Judie nickte daraufhin bloß und sah wieder zum Meer, doch meine Freundin blickte mir weiterhin eisig in die Augen.
Sie war viel zu intelligent um mir das abzunehmen. Trotzdem merkte sie aber auch, dass ich hier vor den anderen nicht darüber reden wollte.. wenn überhaupt.
Wir sprachen nicht mehr über das Thema; sie fragte nicht und ich sagte nichts, bis wir die Kinder bereits ins Bett gebracht hatten und jetzt dabei waren, die nassen Sachen auf Wäscheleinen aufzuhängen.
Es war natürlich nicht gerade einfach ein Gespräch zu beginnen. Ich wusste die ganze Zeit über überhaupt nicht wie ich anfangen sollte.

„Können wir reden?", fragte ich zunächst vorsichtig.
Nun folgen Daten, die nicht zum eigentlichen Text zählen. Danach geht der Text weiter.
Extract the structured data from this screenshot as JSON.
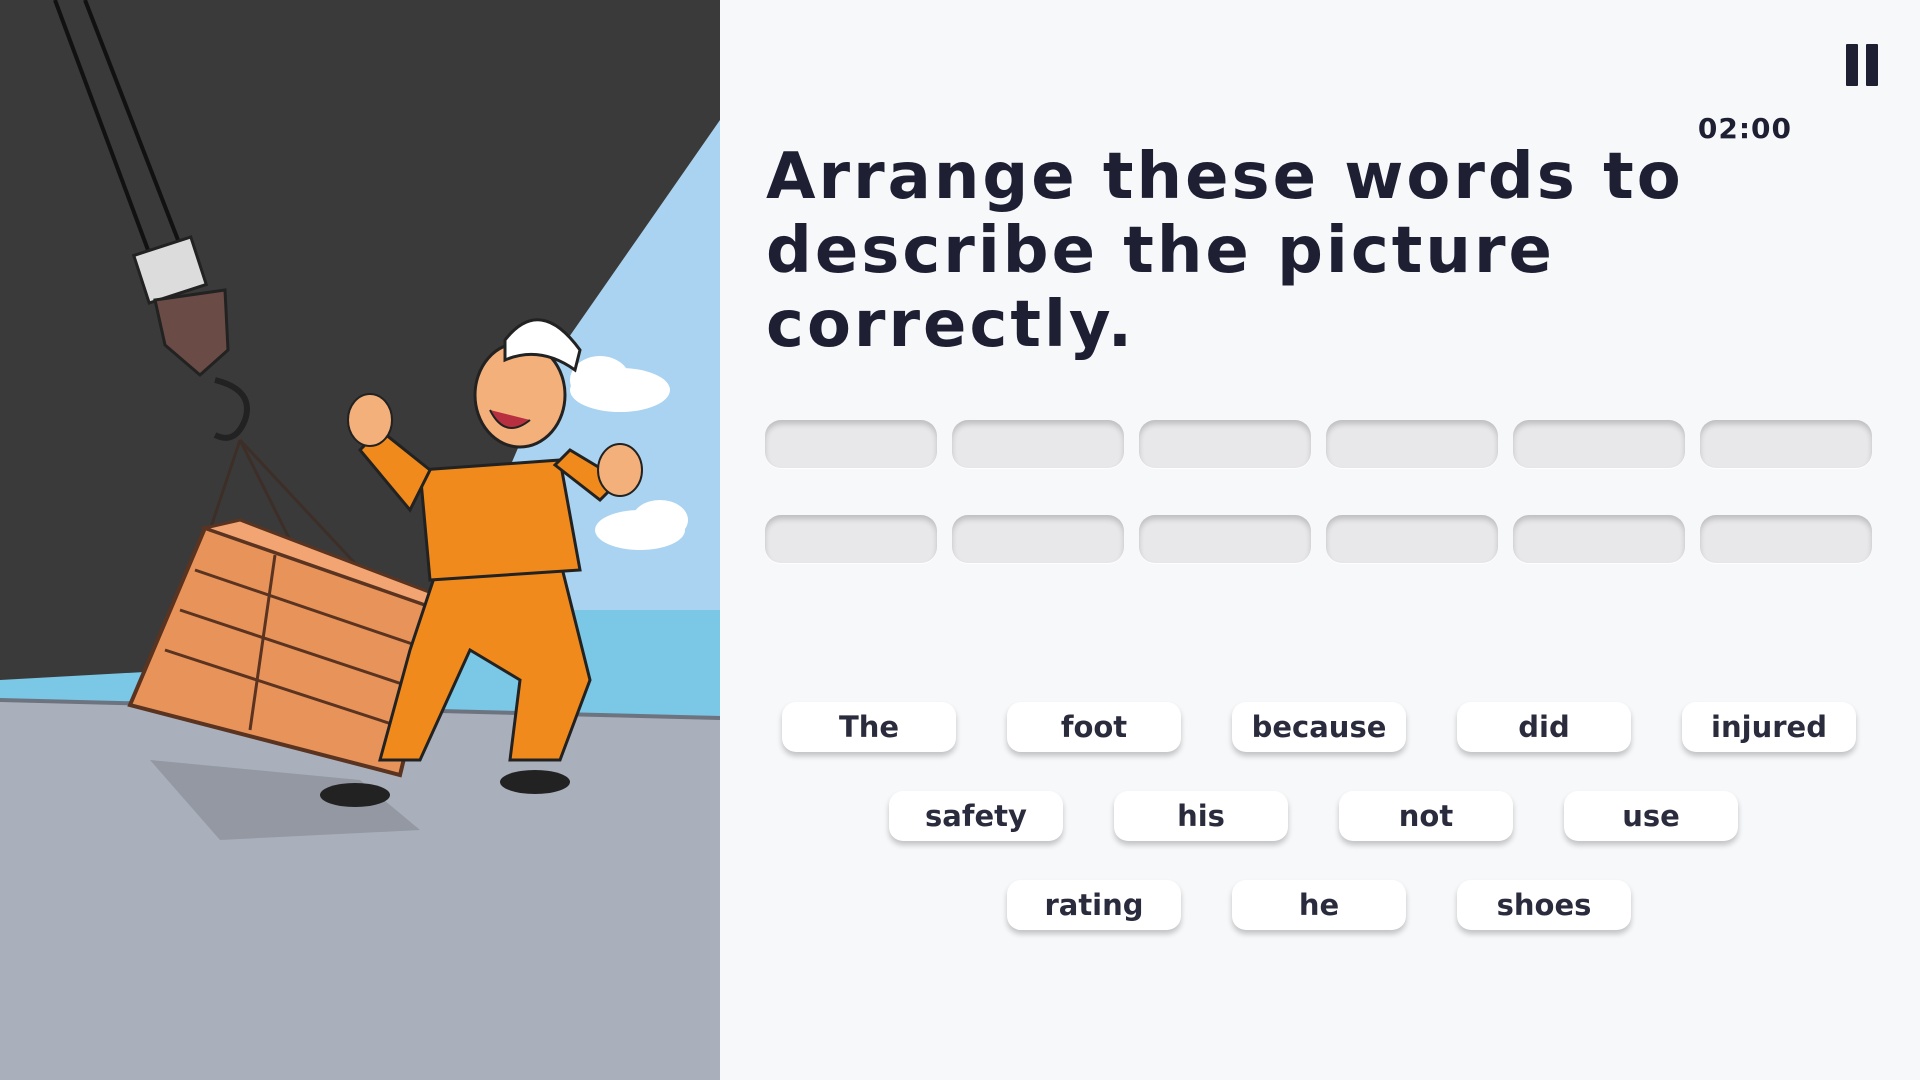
{
  "illustration": {
    "alt": "Rating injured by falling crate",
    "colors": {
      "hull": "#3a3a3a",
      "sky": "#a9d3f0",
      "sea": "#7ac7e6",
      "deck": "#a9b0bb",
      "coverall": "#f08a1c",
      "crate": "#e8935a",
      "helmet": "#ffffff"
    }
  },
  "header": {
    "timer": "02:00",
    "pause_icon": "pause-icon"
  },
  "question": {
    "prompt": "Arrange these words to describe the picture correctly."
  },
  "answer_slots": {
    "count": 12
  },
  "word_bank": {
    "rows": [
      [
        "The",
        "foot",
        "because",
        "did",
        "injured"
      ],
      [
        "safety",
        "his",
        "not",
        "use"
      ],
      [
        "rating",
        "he",
        "shoes"
      ]
    ]
  }
}
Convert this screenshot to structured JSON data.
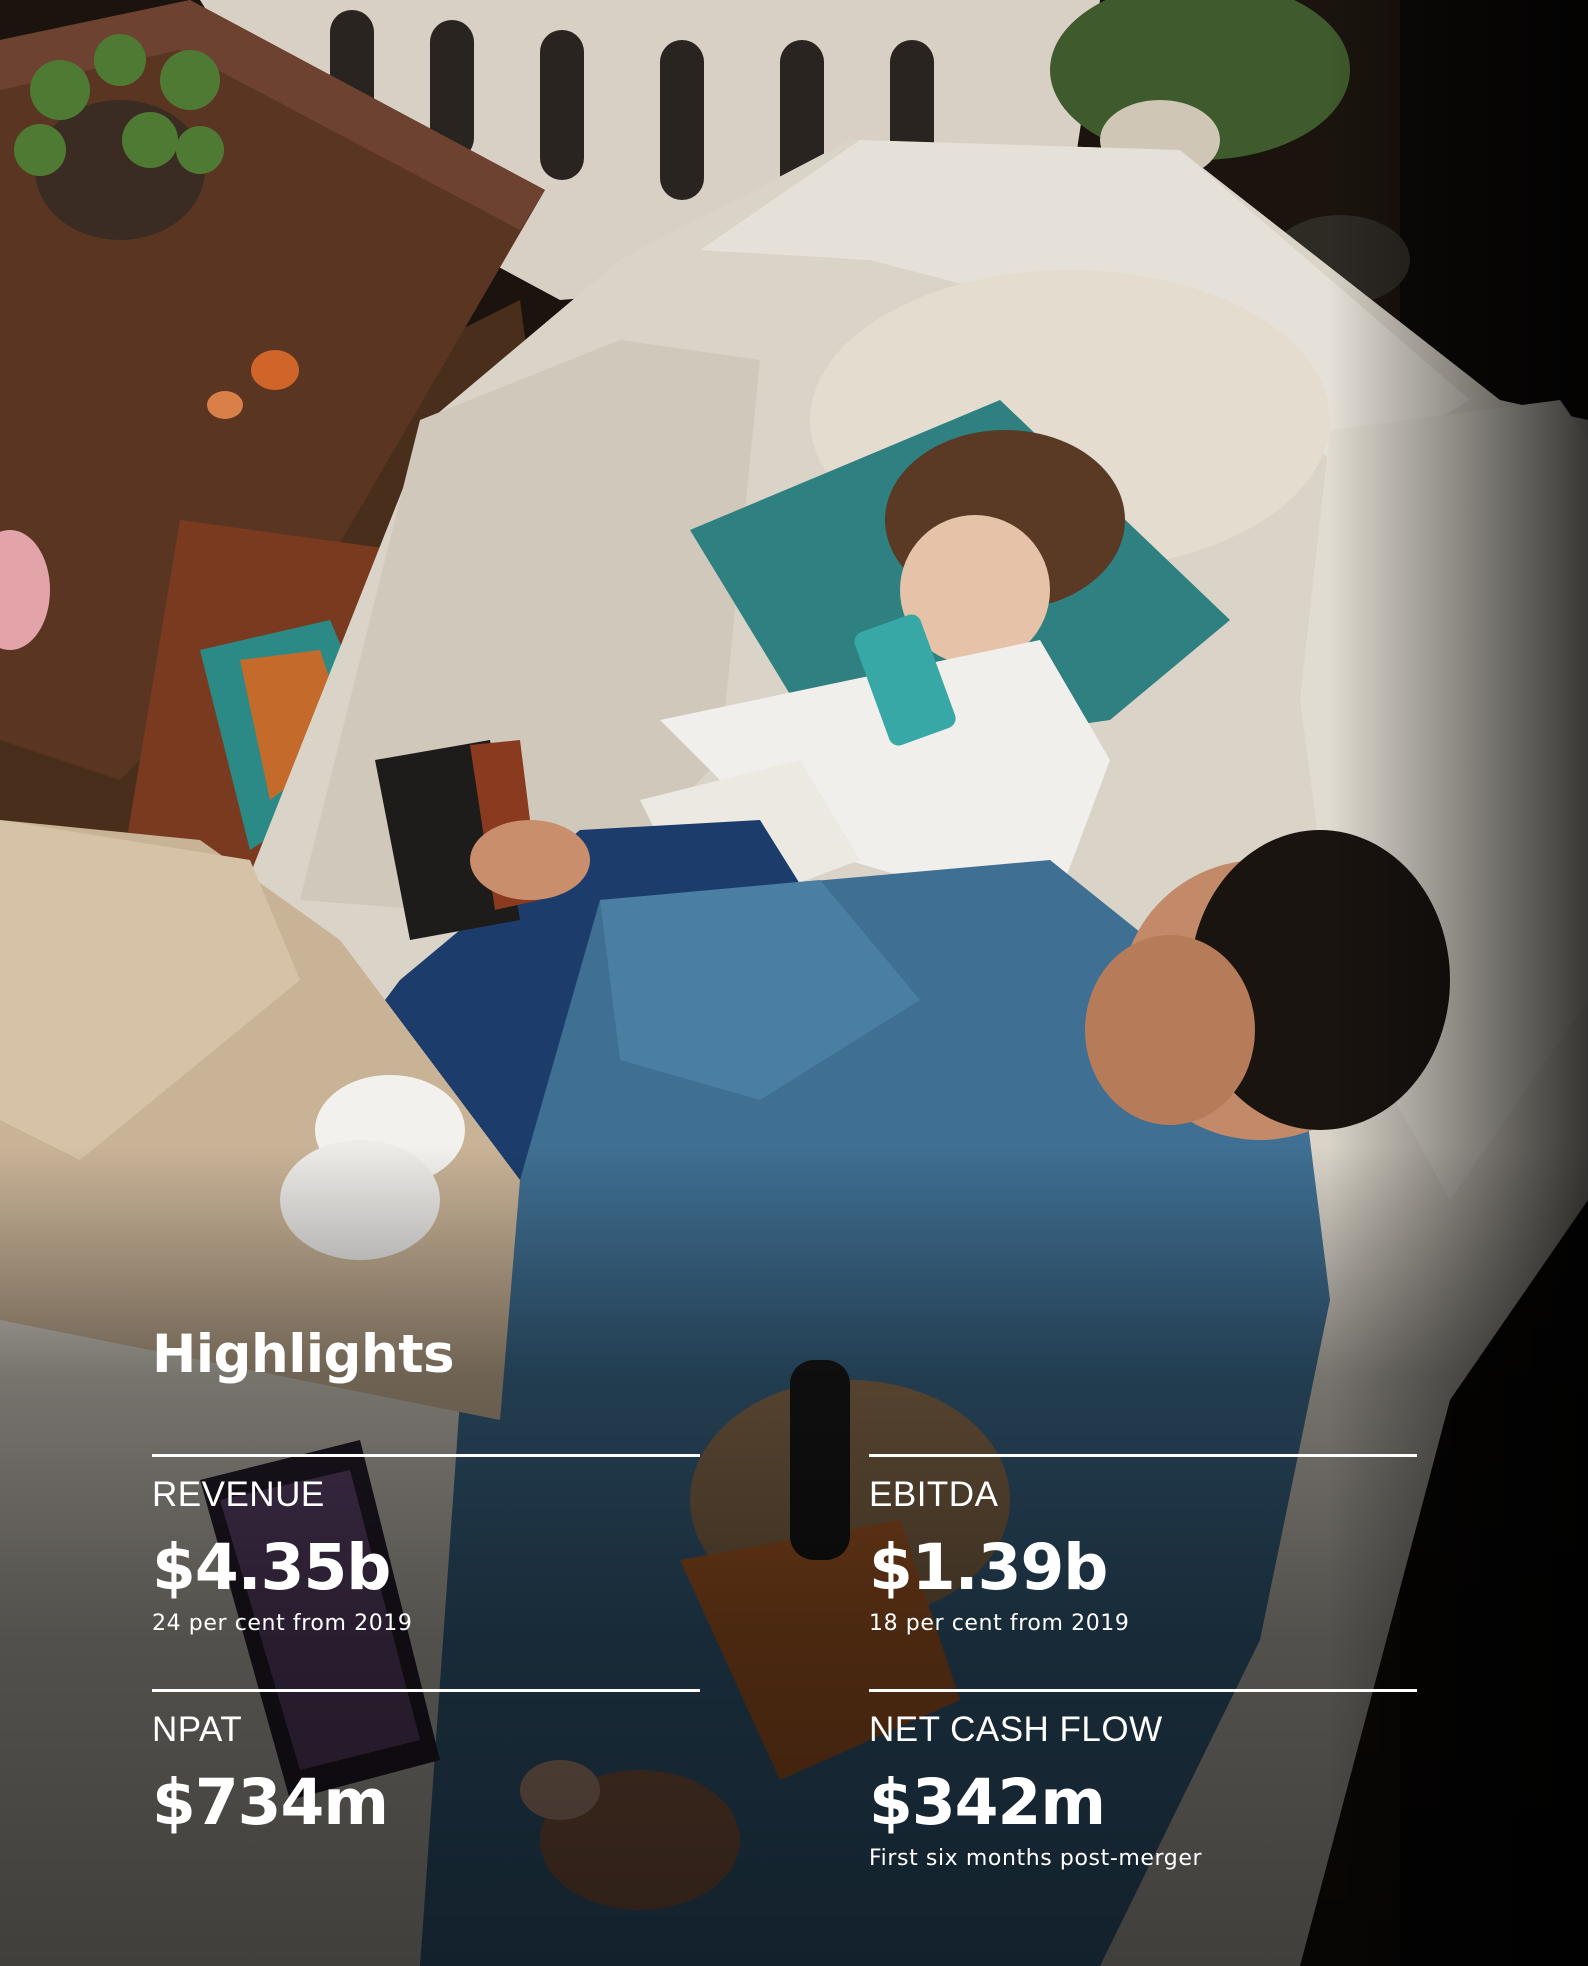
{
  "title": "Highlights",
  "metrics": [
    {
      "label": "REVENUE",
      "value": "$4.35b",
      "note": "24 per cent from 2019"
    },
    {
      "label": "EBITDA",
      "value": "$1.39b",
      "note": "18 per cent from 2019"
    },
    {
      "label": "NPAT",
      "value": "$734m",
      "note": ""
    },
    {
      "label": "NET CASH FLOW",
      "value": "$342m",
      "note": "First six months post-merger"
    }
  ],
  "colors": {
    "text": "#ffffff",
    "rule": "#ffffff",
    "background": "#0b0906"
  },
  "photo": {
    "subject": "family-on-sofa-with-devices"
  }
}
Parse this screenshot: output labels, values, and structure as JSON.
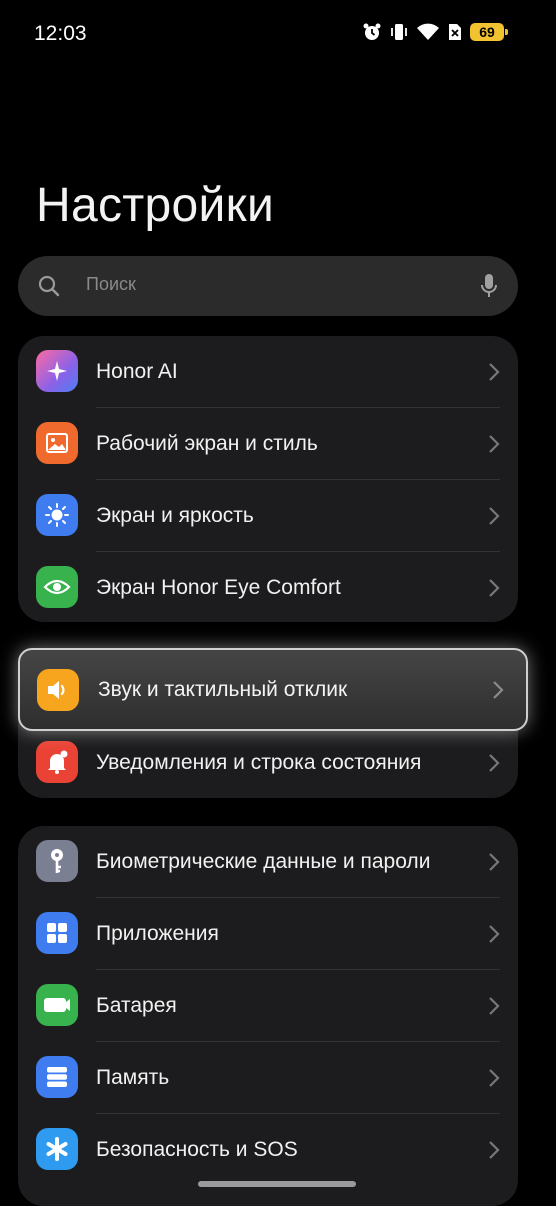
{
  "status_bar": {
    "time": "12:03",
    "battery": "69"
  },
  "title": "Настройки",
  "search": {
    "placeholder": "Поиск"
  },
  "group1": [
    {
      "label": "Honor AI",
      "icon": "honor-ai-icon",
      "color": "#8a62e8"
    },
    {
      "label": "Рабочий экран и стиль",
      "icon": "image-icon",
      "color": "#ef6a2c"
    },
    {
      "label": "Экран и яркость",
      "icon": "sun-icon",
      "color": "#3f7cf0"
    },
    {
      "label": "Экран Honor Eye Comfort",
      "icon": "eye-icon",
      "color": "#37b24d"
    }
  ],
  "highlighted": {
    "label": "Звук и тактильный отклик",
    "icon": "speaker-icon",
    "color": "#f7a51e"
  },
  "group2": [
    {
      "label": "Уведомления и строка состояния",
      "icon": "bell-icon",
      "color": "#ea4335"
    }
  ],
  "group3": [
    {
      "label": "Биометрические данные и пароли",
      "icon": "key-icon",
      "color": "#7a7f92"
    },
    {
      "label": "Приложения",
      "icon": "apps-grid-icon",
      "color": "#3f7cf0"
    },
    {
      "label": "Батарея",
      "icon": "battery-icon",
      "color": "#37b24d"
    },
    {
      "label": "Память",
      "icon": "storage-icon",
      "color": "#3f7cf0"
    },
    {
      "label": "Безопасность и SOS",
      "icon": "asterisk-icon",
      "color": "#2f9bf0"
    }
  ]
}
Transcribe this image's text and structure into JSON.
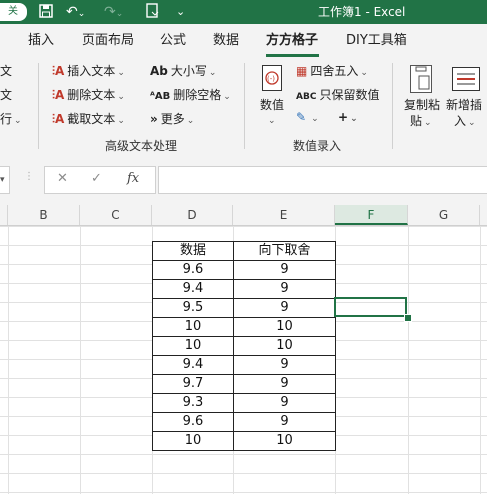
{
  "window": {
    "title": "工作簿1  -  Excel",
    "autosave_toggle": "关",
    "accent": "#217346"
  },
  "quick_access": [
    "save-icon",
    "undo-icon",
    "redo-icon",
    "touch-mode-icon",
    "customize-icon"
  ],
  "tabs": [
    {
      "label": "插入"
    },
    {
      "label": "页面布局"
    },
    {
      "label": "公式"
    },
    {
      "label": "数据"
    },
    {
      "label": "方方格子",
      "active": true
    },
    {
      "label": "DIY工具箱"
    }
  ],
  "ribbon": {
    "left_partial": [
      "文",
      "文",
      "行"
    ],
    "text_group": {
      "insert_text": "插入文本",
      "delete_text": "删除文本",
      "extract_text": "截取文本",
      "case": "大小写",
      "delete_spaces": "删除空格",
      "more": "更多",
      "label": "高级文本处理"
    },
    "number_group": {
      "value": "数值",
      "round": "四舍五入",
      "keep_value": "只保留数值",
      "label": "数值录入"
    },
    "paste_group": {
      "copy_paste_1": "复制粘",
      "copy_paste_2": "贴",
      "insert_1": "新增插",
      "insert_2": "入"
    }
  },
  "formula_bar": {
    "cancel": "✕",
    "enter": "✓",
    "fx": "fx",
    "value": ""
  },
  "columns": [
    "B",
    "C",
    "D",
    "E",
    "F",
    "G"
  ],
  "selected_column": "F",
  "table": {
    "headers": [
      "数据",
      "向下取舍"
    ],
    "rows": [
      [
        "9.6",
        "9"
      ],
      [
        "9.4",
        "9"
      ],
      [
        "9.5",
        "9"
      ],
      [
        "10",
        "10"
      ],
      [
        "10",
        "10"
      ],
      [
        "9.4",
        "9"
      ],
      [
        "9.7",
        "9"
      ],
      [
        "9.3",
        "9"
      ],
      [
        "9.6",
        "9"
      ],
      [
        "10",
        "10"
      ]
    ]
  }
}
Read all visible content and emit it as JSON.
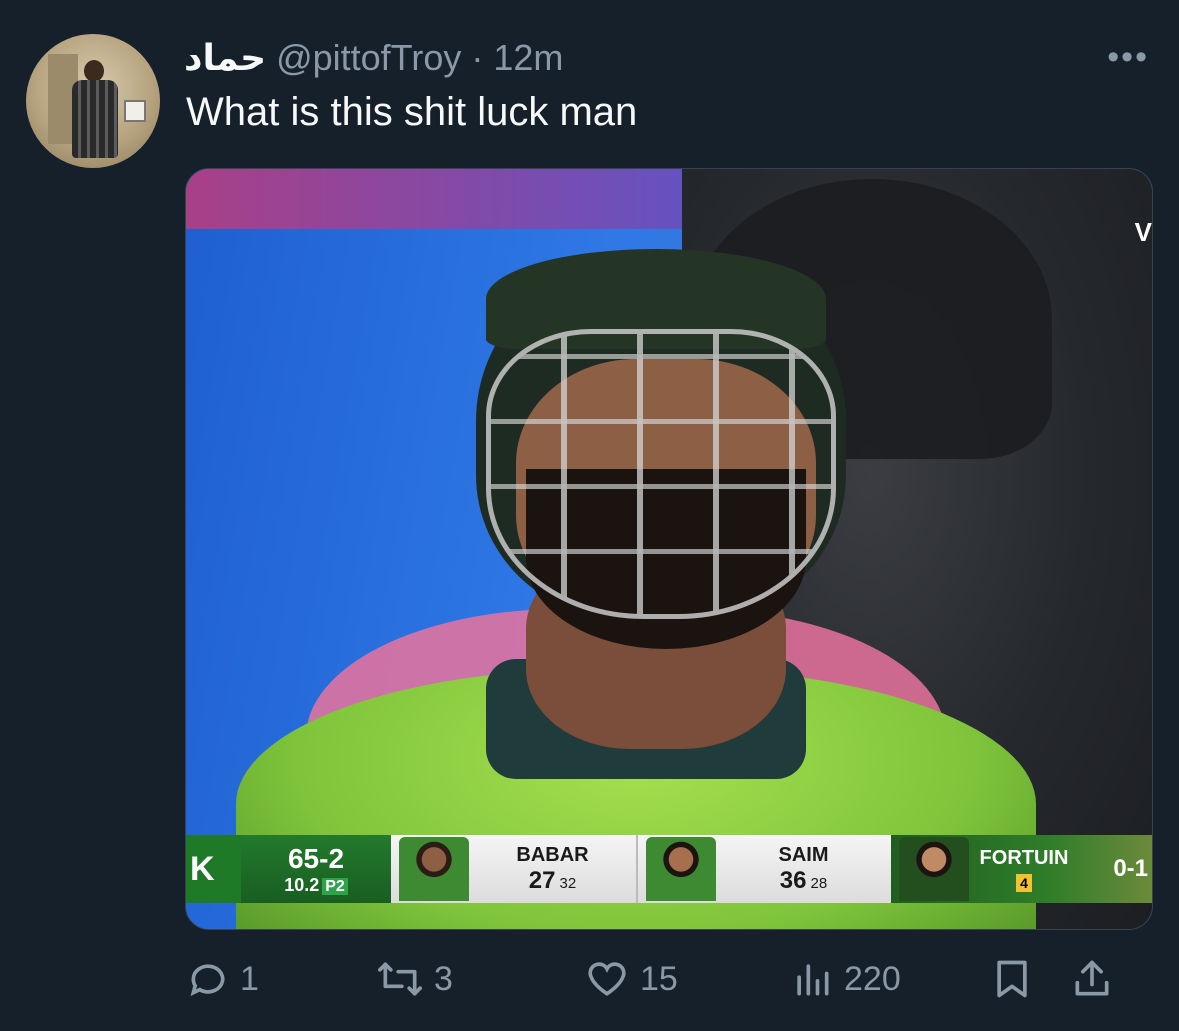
{
  "tweet": {
    "author_name": "حماد",
    "handle": "@pittofTroy",
    "separator": "·",
    "time": "12m",
    "more_label": "•••",
    "text": "What is this shit luck man"
  },
  "media": {
    "corner_text": "V",
    "scoreboard": {
      "team_letter": "K",
      "score": "65-2",
      "overs": "10.2",
      "phase": "P2",
      "batter1": {
        "name": "BABAR",
        "runs": "27",
        "balls": "32"
      },
      "batter2": {
        "name": "SAIM",
        "runs": "36",
        "balls": "28"
      },
      "bowler": {
        "name": "FORTUIN",
        "figures": "4",
        "result": "0-1"
      }
    }
  },
  "actions": {
    "replies": "1",
    "retweets": "3",
    "likes": "15",
    "views": "220"
  },
  "colors": {
    "background": "#15202b",
    "primary_text": "#f7f9f9",
    "secondary_text": "#8b98a5"
  }
}
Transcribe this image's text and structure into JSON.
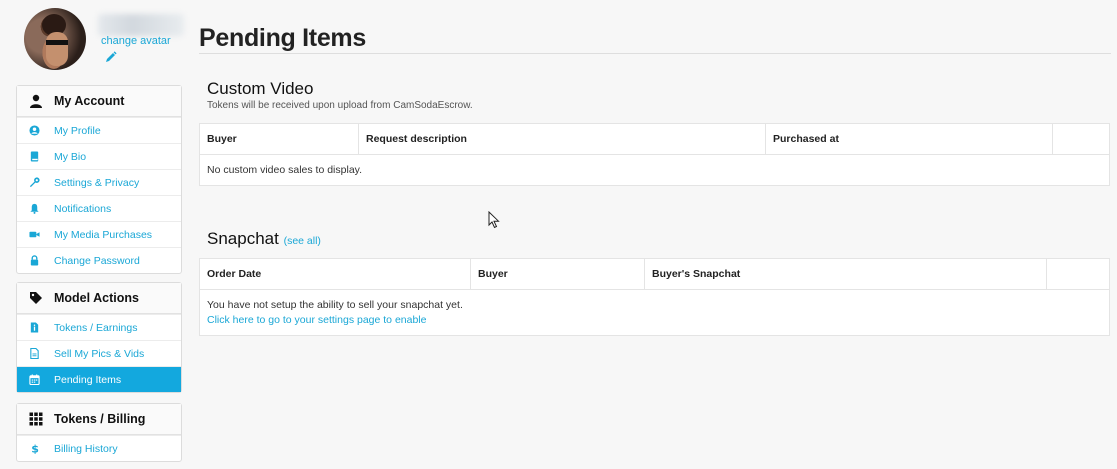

Ich wollte ja nicht direkt so klingen als würde ich sie angreifen wollen.
Die Dunkelhaarige sah mich ruhig an, während sie weiter die Wäsche aufhängte, doch ihr Schlucken verriet, wie aufgeregt auch sie war.
Wenigstens etwas.

„Was ist... passiert zwischen uns?
Ich meine.. ja, im generellen, da draußen, ist viel passiert aber wir sind so entfernt voneinander wie-"

„Ich habe gesehen wie du Teresa geküsst hast.", unterbrach mich Vi sofort seufzend und hörte mit ihrer Arbeit auf um sich prüfend vor mich zu stellen.
Mir blieb beinahe der Speichel im Hals stecken und ich bekam schon beinahe einen pseudo-Hustenreiz.
Ich hatte diese Situation komplett in mein Unterbewusstsein abgeschoben, war wahrscheinlich auch das beste gewesen war.
Wie anders sollte ein Mensch es auch je schaffen so viele Traumas auf einmal zu verarbeiten?
Irgendwann musste unser Kopf dicht machen und alles weg weisen.

Und jetzt war das alles wieder da, wobei ich mit allem einfach bloß Teresa meinte.
Es tat schrecklich weh an sie zu denken und es war noch schlimmer, dass ich mich deshalb auch noch schuldig fühlte.
Ich konnte nichts dazu sagen, egal wie sehr ich es wollte.
Ich wollte sofort darauf reagieren und ihr alles erklären, aber ich wusste selbst nicht, was da in mich gefahren war.
Wir dachten wir würden sterben, wir dachten, wir wären die letzte Person die die jeweils andere in ihrem Leben noch sehen würde.
Doch all das war keine Entschuldigung dafür Violet so hintergangen zu haben.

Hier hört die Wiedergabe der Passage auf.